There had ensued a protracted battle that had nearly destroyed the world. In the horrifying aftermath, one bloodline had been selected to preserve the most sacred of the Druid lore. And so the Keltar’s purpose had been mapped out. Heal, teach, guard. Enrich the world for the wrong they’d done it.

The fabulous and dangerous knowledge, including sacred geometry and star guides, had been carefully inked in thirteen volumes and upon seven stone tablets, and the Keltar Druids guarded that bank of knowledge with their souls. They tended Scotland, they used the stones only when necessary for the world’s greater good, and they did their best to quell the rumors about them.

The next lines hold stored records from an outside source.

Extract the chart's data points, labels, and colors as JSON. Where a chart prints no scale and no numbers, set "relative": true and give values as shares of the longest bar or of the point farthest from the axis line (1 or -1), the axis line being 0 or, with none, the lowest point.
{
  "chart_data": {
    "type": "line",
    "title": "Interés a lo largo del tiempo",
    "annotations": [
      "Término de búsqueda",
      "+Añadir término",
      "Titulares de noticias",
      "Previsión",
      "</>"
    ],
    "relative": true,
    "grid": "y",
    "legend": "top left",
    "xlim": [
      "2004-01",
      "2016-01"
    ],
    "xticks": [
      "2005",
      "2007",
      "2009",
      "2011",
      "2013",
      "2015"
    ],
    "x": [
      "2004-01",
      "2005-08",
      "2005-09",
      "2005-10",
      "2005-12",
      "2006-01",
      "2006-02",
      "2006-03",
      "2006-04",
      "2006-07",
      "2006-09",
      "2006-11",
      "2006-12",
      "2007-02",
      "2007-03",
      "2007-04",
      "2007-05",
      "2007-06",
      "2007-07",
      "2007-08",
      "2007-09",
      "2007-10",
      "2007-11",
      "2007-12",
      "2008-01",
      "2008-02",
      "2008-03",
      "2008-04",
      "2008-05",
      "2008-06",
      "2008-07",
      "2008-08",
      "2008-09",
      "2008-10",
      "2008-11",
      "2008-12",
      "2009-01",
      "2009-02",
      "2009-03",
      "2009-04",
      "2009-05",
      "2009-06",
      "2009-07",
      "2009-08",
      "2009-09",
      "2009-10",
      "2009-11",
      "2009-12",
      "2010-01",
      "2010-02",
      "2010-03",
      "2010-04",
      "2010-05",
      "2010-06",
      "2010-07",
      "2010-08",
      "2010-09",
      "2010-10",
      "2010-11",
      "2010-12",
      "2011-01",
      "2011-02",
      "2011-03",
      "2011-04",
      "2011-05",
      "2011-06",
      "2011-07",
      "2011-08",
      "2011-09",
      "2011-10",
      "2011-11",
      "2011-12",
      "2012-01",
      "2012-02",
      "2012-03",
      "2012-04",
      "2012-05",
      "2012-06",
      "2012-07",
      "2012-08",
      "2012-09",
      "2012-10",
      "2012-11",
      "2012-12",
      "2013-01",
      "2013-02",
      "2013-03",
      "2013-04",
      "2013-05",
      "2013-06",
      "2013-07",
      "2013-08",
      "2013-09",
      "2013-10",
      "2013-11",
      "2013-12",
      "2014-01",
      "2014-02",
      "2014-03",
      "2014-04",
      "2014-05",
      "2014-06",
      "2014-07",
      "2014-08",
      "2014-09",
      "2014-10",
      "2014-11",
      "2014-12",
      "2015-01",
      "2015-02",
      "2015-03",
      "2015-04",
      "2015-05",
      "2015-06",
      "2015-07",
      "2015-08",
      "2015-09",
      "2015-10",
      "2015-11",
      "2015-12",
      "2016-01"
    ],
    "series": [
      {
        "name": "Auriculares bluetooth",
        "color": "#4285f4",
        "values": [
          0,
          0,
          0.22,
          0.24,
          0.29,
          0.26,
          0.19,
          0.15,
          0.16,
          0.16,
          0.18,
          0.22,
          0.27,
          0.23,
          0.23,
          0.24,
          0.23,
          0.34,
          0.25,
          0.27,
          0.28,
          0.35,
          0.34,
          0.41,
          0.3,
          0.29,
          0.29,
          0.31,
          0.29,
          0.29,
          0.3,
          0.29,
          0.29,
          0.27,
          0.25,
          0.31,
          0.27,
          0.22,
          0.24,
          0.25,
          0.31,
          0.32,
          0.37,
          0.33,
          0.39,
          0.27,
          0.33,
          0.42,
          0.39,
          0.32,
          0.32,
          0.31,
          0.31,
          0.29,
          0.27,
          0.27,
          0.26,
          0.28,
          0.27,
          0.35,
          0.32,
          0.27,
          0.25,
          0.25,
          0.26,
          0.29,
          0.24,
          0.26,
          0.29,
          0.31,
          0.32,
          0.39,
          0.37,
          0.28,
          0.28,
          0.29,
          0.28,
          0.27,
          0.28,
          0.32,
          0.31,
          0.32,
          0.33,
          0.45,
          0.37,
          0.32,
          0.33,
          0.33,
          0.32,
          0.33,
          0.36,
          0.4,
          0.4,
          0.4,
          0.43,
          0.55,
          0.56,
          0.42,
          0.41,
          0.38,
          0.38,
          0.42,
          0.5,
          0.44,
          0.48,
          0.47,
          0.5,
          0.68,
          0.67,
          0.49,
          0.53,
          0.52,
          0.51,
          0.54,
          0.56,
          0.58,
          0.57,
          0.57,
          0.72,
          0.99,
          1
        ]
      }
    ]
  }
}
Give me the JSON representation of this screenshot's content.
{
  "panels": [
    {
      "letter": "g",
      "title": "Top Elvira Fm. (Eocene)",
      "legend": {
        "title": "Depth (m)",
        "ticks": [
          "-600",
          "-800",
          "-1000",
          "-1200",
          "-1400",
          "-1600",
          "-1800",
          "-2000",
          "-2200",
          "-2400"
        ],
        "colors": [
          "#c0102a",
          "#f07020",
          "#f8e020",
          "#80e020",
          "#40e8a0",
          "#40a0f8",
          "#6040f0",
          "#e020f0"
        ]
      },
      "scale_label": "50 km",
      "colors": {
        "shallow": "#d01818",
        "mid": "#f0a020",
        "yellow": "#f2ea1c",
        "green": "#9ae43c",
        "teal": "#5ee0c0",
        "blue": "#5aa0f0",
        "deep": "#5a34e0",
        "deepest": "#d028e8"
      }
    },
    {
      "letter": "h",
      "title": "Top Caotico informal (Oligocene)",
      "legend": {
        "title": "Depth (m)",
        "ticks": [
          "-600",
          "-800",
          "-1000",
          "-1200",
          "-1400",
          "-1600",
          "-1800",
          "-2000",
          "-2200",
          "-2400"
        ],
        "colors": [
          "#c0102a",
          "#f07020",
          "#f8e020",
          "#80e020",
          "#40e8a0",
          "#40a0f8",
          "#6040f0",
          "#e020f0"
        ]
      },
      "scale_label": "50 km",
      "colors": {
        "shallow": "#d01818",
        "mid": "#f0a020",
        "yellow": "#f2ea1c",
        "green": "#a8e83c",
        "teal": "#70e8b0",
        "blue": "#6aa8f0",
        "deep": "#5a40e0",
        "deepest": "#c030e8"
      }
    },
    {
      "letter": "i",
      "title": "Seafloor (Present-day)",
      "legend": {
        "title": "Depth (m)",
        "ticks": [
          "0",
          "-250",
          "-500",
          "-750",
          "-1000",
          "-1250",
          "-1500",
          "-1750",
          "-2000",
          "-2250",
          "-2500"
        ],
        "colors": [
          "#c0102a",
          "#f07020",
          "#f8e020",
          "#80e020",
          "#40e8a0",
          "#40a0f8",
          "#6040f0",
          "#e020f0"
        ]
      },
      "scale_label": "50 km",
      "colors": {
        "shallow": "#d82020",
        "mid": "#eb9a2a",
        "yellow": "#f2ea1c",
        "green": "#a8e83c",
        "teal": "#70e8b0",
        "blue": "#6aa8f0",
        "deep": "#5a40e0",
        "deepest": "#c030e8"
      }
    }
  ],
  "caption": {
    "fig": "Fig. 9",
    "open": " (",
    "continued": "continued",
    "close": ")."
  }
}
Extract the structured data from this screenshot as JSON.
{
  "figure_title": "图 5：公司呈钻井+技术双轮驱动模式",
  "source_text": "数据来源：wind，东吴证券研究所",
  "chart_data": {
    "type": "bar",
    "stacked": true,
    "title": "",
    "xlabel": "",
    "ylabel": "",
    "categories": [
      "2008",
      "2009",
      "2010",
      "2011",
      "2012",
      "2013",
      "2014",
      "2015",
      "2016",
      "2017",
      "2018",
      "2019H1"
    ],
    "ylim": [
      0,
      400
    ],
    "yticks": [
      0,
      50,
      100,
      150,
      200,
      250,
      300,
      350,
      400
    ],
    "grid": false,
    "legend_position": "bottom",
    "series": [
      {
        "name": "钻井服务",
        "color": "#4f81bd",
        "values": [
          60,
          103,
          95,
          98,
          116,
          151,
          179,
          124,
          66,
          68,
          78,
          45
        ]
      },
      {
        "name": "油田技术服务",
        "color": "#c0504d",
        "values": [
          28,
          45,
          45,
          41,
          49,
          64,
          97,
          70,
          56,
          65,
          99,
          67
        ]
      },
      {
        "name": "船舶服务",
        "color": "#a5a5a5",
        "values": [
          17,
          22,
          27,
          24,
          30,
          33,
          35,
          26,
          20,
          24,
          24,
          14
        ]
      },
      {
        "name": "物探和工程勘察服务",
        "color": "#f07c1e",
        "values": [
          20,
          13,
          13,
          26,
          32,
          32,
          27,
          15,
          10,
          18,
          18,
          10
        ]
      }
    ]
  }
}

The ritual he would perform at Ban Drochaid required certain formulas that must be without error, and he was uncertain of three of them. The critical three. But who would ever have believed he would be trapped in a future century? If they arrived at the stones and Castle Keltar was gone and the tablets were missing—well, that was why he needed Gwen Cassidy.

Ban Drochaid, his beloved stones, were the white bridge, the bridge of the fourth dimension: time. Millennia ago, Druids had observed that man could move in three ways: forward and back, side to side, up and down. Then they’d discovered the white bridge, whereupon they could move in a fourth direction. Four times a year the bridge could be opened: the two equinoxes and the two solstices. No simple man could avail himself of the white bridge, but no Keltar had ever been simple. From the beginning of time, they had been bred like animals to be anything but.

Such power—the ability to travel through time—was an immense responsibility. Thus they adhered unfailingly to their many oaths.

She thought him mad now; she would surely abandon him if he overburdened her mind with more of his plans. He couldn’t risk telling her anything else. His Druid ways had made too many women flee him already.

For what time they had left together in her century, he’d like to continue seeing that glimmer of desire in her gaze, not revulsion. He’d like to feel like a simple man with a lovely woman who wanted him.

Because the moment he finished the ritual, she would fear him and mayhap—nay, assuredly—hate him. But he had no other choice. Only the ritual and a fool’s hopes. His oaths demanded he return to avert the destruction of his clan. His oaths demanded he do whatever was necessary to accomplish that.

He closed his eyes, hating his choices.

If Gwen had awakened during the night, she would have seen him, head tossed back, gazing up at the sky, speaking softly to himself in a language dead for thousands of years.

But once he’d spoken the words of the spell to enhance sleep, she slept peacefully until morning.